Monday, January 4, 2016

Great Expectations and the Zen of Running

Thumping around on the single stump of the surgical boot was not how I had anticipated greeting the New Year. The puppy opened one eye and glared at me in protest at the piratical thudding on the wood floors destroying her slumber. Too much fun attacking the downhills of Nike San Francisco had left me with a damaged Posterior Tib.  Conservative management (ie no running, lots of ice, ART) had produced no benefit after two months of treatment; the attachment point was in my arch and was constantly irritated simply by standing up.  My Boston countdown calendar screamed angrily at me that training was coming.   The doctor and I gravely agreed it was time to don the boot of shame, increase the ice baths and invest in the night splint.

The East Coast Team of Less was on stand by, long suffering expressions prepared,  bracing themselves for my usual over excited pronouncements that training was begun and for reams of training plans to start flying through their email accounts. There was a resounding silence - I had nothing to say.

Being injured is depressing at the best of times.  I work with runners, so that means you can't join the off season training fun and end up hanging around, cold, bored, just waiting to give feedback on an experience you weren't able to share. You are painfully aware that so much of your twitter feed, instagram account and facebook is filled with other runners proclaiming their fabulous exploits up mountains, at night runs, PR's, great accomplishments, fabulous running parties you no longer can attend.  Driving, you start to notice every runner on the road, wondering how they can perform this simple act that your tendon has ruled out for you.  Most of all you miss waking up wondering - what kind of run will I have today?

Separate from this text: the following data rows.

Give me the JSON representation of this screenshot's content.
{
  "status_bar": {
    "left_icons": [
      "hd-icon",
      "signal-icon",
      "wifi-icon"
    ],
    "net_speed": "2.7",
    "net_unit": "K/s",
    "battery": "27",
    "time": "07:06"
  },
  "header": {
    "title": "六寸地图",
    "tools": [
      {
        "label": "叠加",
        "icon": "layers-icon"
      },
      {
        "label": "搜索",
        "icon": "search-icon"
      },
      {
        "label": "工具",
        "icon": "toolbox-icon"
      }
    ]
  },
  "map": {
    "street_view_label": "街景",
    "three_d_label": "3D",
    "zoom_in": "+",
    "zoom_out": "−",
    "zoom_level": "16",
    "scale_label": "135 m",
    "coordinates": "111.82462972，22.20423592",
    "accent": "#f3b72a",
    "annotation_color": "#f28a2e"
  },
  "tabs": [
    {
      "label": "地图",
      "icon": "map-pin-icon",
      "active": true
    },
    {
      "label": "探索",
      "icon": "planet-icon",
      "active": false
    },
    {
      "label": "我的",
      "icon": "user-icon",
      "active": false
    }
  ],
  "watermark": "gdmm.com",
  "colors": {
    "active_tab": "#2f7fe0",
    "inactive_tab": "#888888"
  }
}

My thoughts drifted back constantly to the last time I had trained for Boston way back in 2012.  Q-less and I had worked our tushies off through one of the East Coast's toughest coldest winters, sometimes running thigh deep through snow.  I was driven,  and probably drove Q-Less crazy at me, but I had created for both of us a training plan guaranteed to drop our time by around ten minutes.  Within moments in mid April we watched all our work seemingly vaporize as the temperature charts for the Boston Broilerthon, as it became to be known, predicted freak hot weather, and the 45f we hoped for headed into the high 80's low 90's.  We had trained in 14f - nothing had prepared us for that race.  On race day we had set off at a ten minute pace, resigned to a huge change of plan. Q-Less had toiled on and finished but with a time way off her best, I had DNF'd at mile 18 with an irritated IT band, desiccated by the scorching heat and dehydration. It had not been in line with our dreams or expectations, but it had been an experience.The evening celebration with no medal had been a true pity party for one.

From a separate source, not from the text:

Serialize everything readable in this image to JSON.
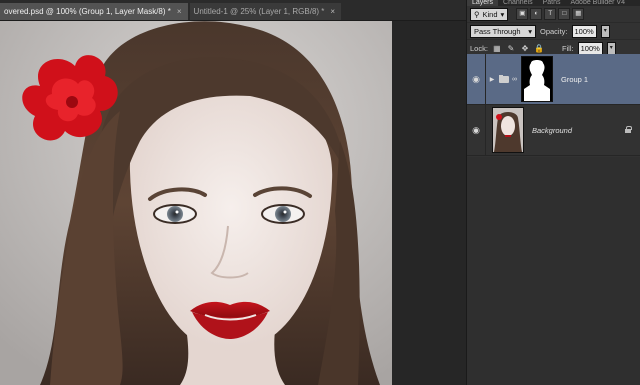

Increasingly I have found however that injury is a more peaceful process for me.  As I am about to turn 50, and as my 20 year old daughter points out "aren't you depressed to think that over half your life is over and its the crappy half left?' I realize that I have developed skills to deal with it that no 20 year old has.  I have survived stress fractures, muscle pulls and tendonitis.  You begin to finally appreciate that there is no point railing against, or wailing about your fate.  Like so much in life it is not the injury that is unfair, or the timing, it is our own inflexible set of expectations.  What makes us good runners is our drive, our planning our goal setting - yet running often has a way of throwing a spanner in the works.   Gosh darn I had planned a 50th Birthday Party at the Boston Marathon with Merciless and Q-Less and that was set in stone,  we had all trained separately and found races around the East Coast and California in our three month window and survived a variety of temperatures and weather conditions, and failure to register for races to qualify for the race.  The flight was booked the hotels were reserved and paid for.  The race would happen and I would not suffer an annoying injury that would drag on for months even though I had done all of the right things.  However, the universe is unfair and unkind and we no longer have quixotic Greek Gods to blame, so I have adopted the Running Gods in their place.  These Running Gods are every bit as random as Zeus - throwing thunder bolts at you whenever things are going too well.  In April our party will be fabulous regardless of what the Running Gods have in mind, and will be a great celebration of friends who have run together for years and shared so many good bad and random experiences.  The party will be the sort that lights you up inside and lasts a very long time.  Its time the Running Gods knew that they have done their best to bring humility and flexibility to my soul.  OK Gods I get it, let it be proclaimed publicly that great expectations and the fire of ambition have been firmly doused.  This Boston might be one where I get to cheer on my favorite runners in, or hobble 26 miles at the back of the race, just delighted to survive it and to be part of this awesome occasion.

The last time I participated in this historic race training was awesome but those fickle Running Gods made sure we did not revel in glory for long and the race was painful slow and hot.   Maybe, just maybe, this time my training will be in every measure, lousy, lack lustre and lame.  My foot will probably remain injured for another month, then it might take another month just to get close to base training. I am also open to the fact that 2016 may see me run the race of my life.  I am beginning to see that success is a very relative term and is based entirely upon our expectations. My goal is to bring my expectations towards my reality and to thoroughly enjoy everything the Running Gods hurls at me this year.